Please click here to visit House & Hold and check out the post that we loved!

 

Reviewer #1 – Sarah

Mission:  To plant darling succulents in a terrarium setting.

 

Details:

  • Succulent Plant(s)
  • Clear Glass Jar/Pot
  • Potting Soil
  • Rocks (for filler)
  • Embellishments

Tips & Tricks Learned:

Not only are succulent plants adorable – they grow fast!

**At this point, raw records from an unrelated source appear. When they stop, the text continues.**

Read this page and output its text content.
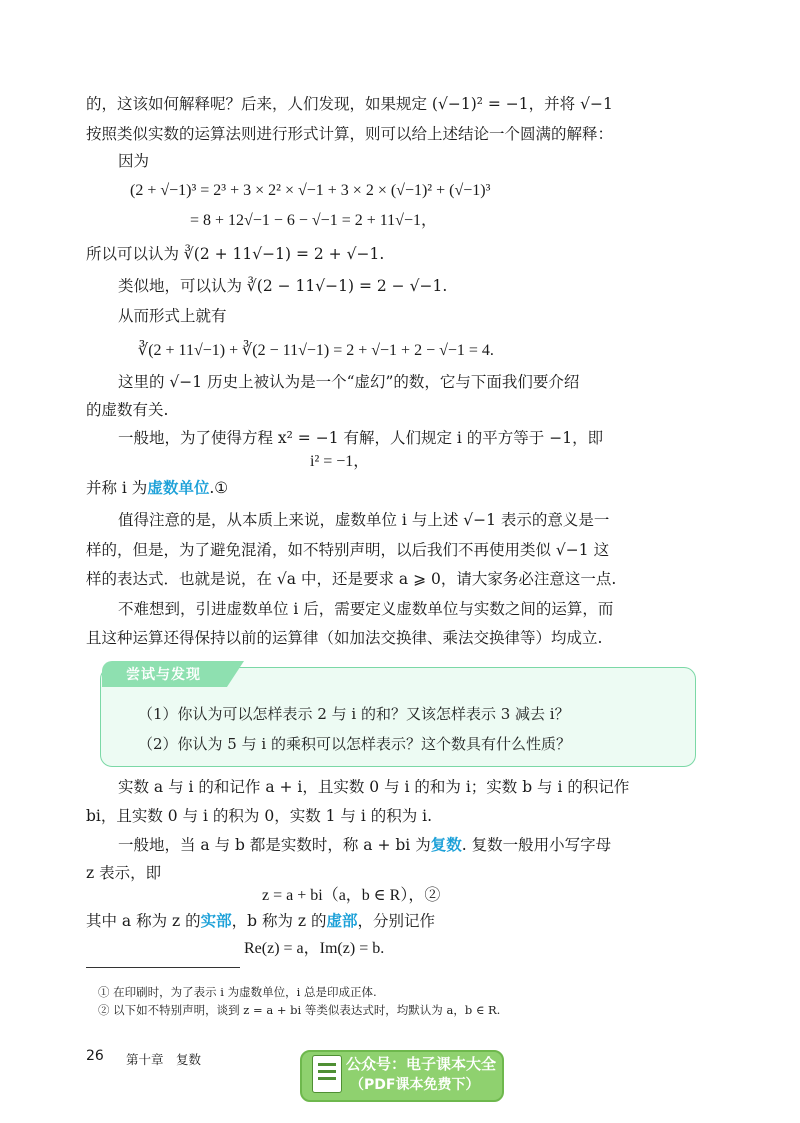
的，这该如何解释呢？后来，人们发现，如果规定 (√−1)² = −1，并将 √−1
按照类似实数的运算法则进行形式计算，则可以给上述结论一个圆满的解释：
因为
(2 + √−1)³ = 2³ + 3 × 2² × √−1 + 3 × 2 × (√−1)² + (√−1)³
= 8 + 12√−1 − 6 − √−1 = 2 + 11√−1，
所以可以认为 ∛(2 + 11√−1) = 2 + √−1.
类似地，可以认为 ∛(2 − 11√−1) = 2 − √−1.
从而形式上就有
∛(2 + 11√−1) + ∛(2 − 11√−1) = 2 + √−1 + 2 − √−1 = 4.
这里的 √−1 历史上被认为是一个“虚幻”的数，它与下面我们要介绍
的虚数有关.
一般地，为了使得方程 x² = −1 有解，人们规定 i 的平方等于 −1，即
i² = −1，
并称 i 为虚数单位.①
值得注意的是，从本质上来说，虚数单位 i 与上述 √−1 表示的意义是一
样的，但是，为了避免混淆，如不特别声明，以后我们不再使用类似 √−1 这
样的表达式．也就是说，在 √a 中，还是要求 a ⩾ 0，请大家务必注意这一点.
不难想到，引进虚数单位 i 后，需要定义虚数单位与实数之间的运算，而
且这种运算还得保持以前的运算律（如加法交换律、乘法交换律等）均成立.
尝试与发现
（1）你认为可以怎样表示 2 与 i 的和？又该怎样表示 3 减去 i？
（2）你认为 5 与 i 的乘积可以怎样表示？这个数具有什么性质？
实数 a 与 i 的和记作 a + i，且实数 0 与 i 的和为 i；实数 b 与 i 的积记作
bi，且实数 0 与 i 的积为 0，实数 1 与 i 的积为 i.
一般地，当 a 与 b 都是实数时，称 a + bi 为复数. 复数一般用小写字母
z 表示，即
z = a + bi（a，b ∈ R），②
其中 a 称为 z 的实部，b 称为 z 的虚部，分别记作
Re(z) = a，Im(z) = b.
① 在印刷时，为了表示 i 为虚数单位，i 总是印成正体.
② 以下如不特别声明，谈到 z = a + bi 等类似表达式时，均默认为 a，b ∈ R.
26 第十章　复数	公众号：电子课本大全
（PDF课本免费下）
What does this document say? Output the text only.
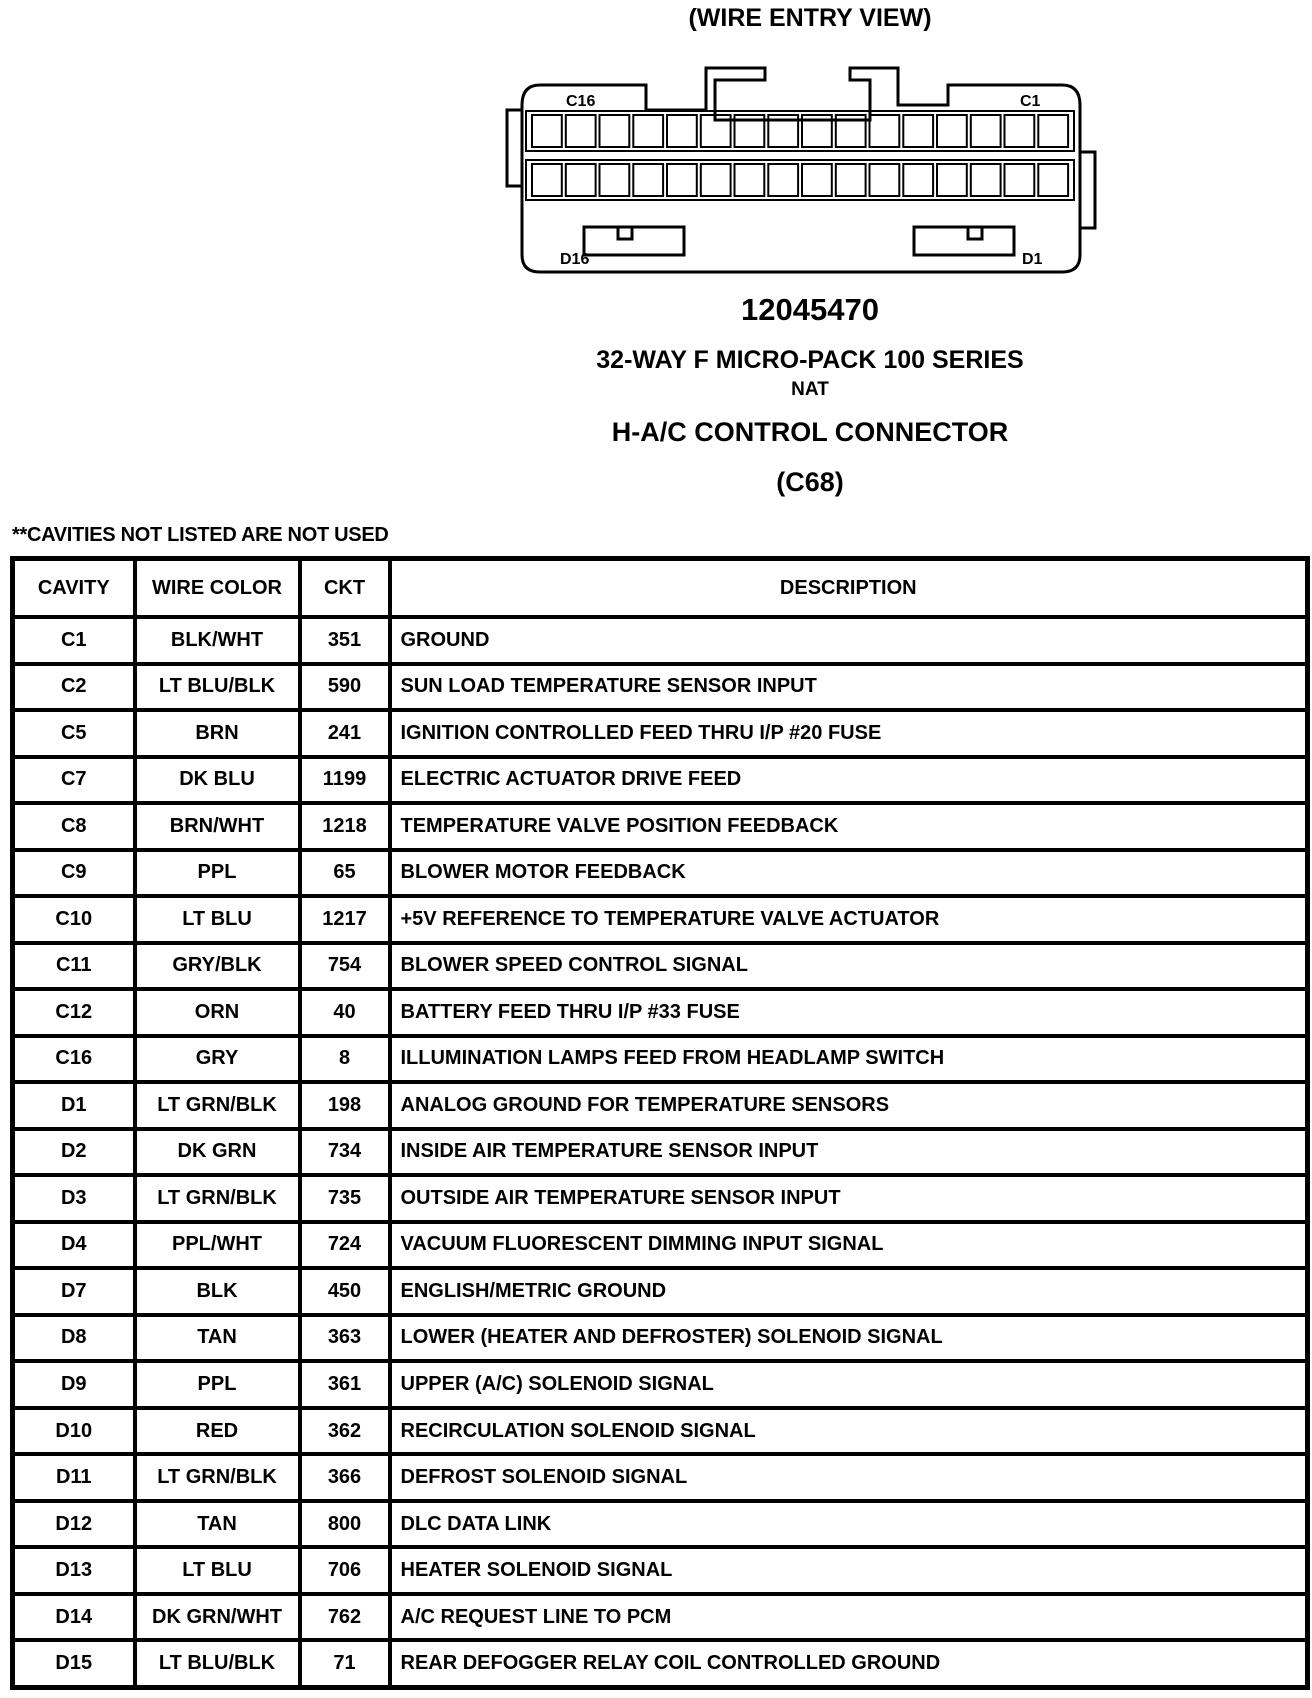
(WIRE ENTRY VIEW)
C16	C1
D16	D1
12045470
32-WAY F MICRO-PACK 100 SERIES
NAT
H-A/C CONTROL CONNECTOR
(C68)
**CAVITIES NOT LISTED ARE NOT USED
CAVITY	WIRE COLOR	CKT	DESCRIPTION
C1	BLK/WHT	351	GROUND
C2	LT BLU/BLK	590	SUN LOAD TEMPERATURE SENSOR INPUT
C5	BRN	241	IGNITION CONTROLLED FEED THRU I/P #20 FUSE
C7	DK BLU	1199	ELECTRIC ACTUATOR DRIVE FEED
C8	BRN/WHT	1218	TEMPERATURE VALVE POSITION FEEDBACK
C9	PPL	65	BLOWER MOTOR FEEDBACK
C10	LT BLU	1217	+5V REFERENCE TO TEMPERATURE VALVE ACTUATOR
C11	GRY/BLK	754	BLOWER SPEED CONTROL SIGNAL
C12	ORN	40	BATTERY FEED THRU I/P #33 FUSE
C16	GRY	8	ILLUMINATION LAMPS FEED FROM HEADLAMP SWITCH
D1	LT GRN/BLK	198	ANALOG GROUND FOR TEMPERATURE SENSORS
D2	DK GRN	734	INSIDE AIR TEMPERATURE SENSOR INPUT
D3	LT GRN/BLK	735	OUTSIDE AIR TEMPERATURE SENSOR INPUT
D4	PPL/WHT	724	VACUUM FLUORESCENT DIMMING INPUT SIGNAL
D7	BLK	450	ENGLISH/METRIC GROUND
D8	TAN	363	LOWER (HEATER AND DEFROSTER) SOLENOID SIGNAL
D9	PPL	361	UPPER (A/C) SOLENOID SIGNAL
D10	RED	362	RECIRCULATION SOLENOID SIGNAL
D11	LT GRN/BLK	366	DEFROST SOLENOID SIGNAL
D12	TAN	800	DLC DATA LINK
D13	LT BLU	706	HEATER SOLENOID SIGNAL
D14	DK GRN/WHT	762	A/C REQUEST LINE TO PCM
D15	LT BLU/BLK	71	REAR DEFOGGER RELAY COIL CONTROLLED GROUND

And, you can use little trinkets you have around the house to adorn your terrarium planting. I had seashells from a previous vacation, a mini deer found in my kids toys and some cute hand-stamped spoons I added to one.

Pros:

This is an easy and fun project to do – all you need is dirt, a darling glass jar/pot and plants. And, you can have fun adoring the finished planter as well! Definitely worth a try for anyone out there!

Cons:

Can’t think of any! What’s not to love about a succulent plant bringing life into your home?!?!?

 

Conclusion:

I LOVE gardening of all kinds and enjoy having greenery in my home. Creating a terrarium is easy, fun and a great addition to the home. I plan to do this many times over!

 

 

 

Reviewer #2 – Maren

Mission: Can I really make a delightful little terrarium like I have been seeing EVERYWHERE myself?!?!

 

Details:

  • Vase
  • Pebbles
  • Dirt
  • 2 little Succulents
  • 1 tiny rubber Deer

Tips & Tricks Learned:

Be careful what you stick in there… initially I had these little mushrooms from the craft store and within a couple of days they were totally furry with mold.  Gross.

Pros:

One of the quickest, easiest and most impressive-looking projects ever!!

Cons:

None!  I love this thing!

Conclusion:

Thank you, “Do-it-Yourself-Terrarium” for making me feel like a professional gardener and look like I really have my shit together to all who come to my home!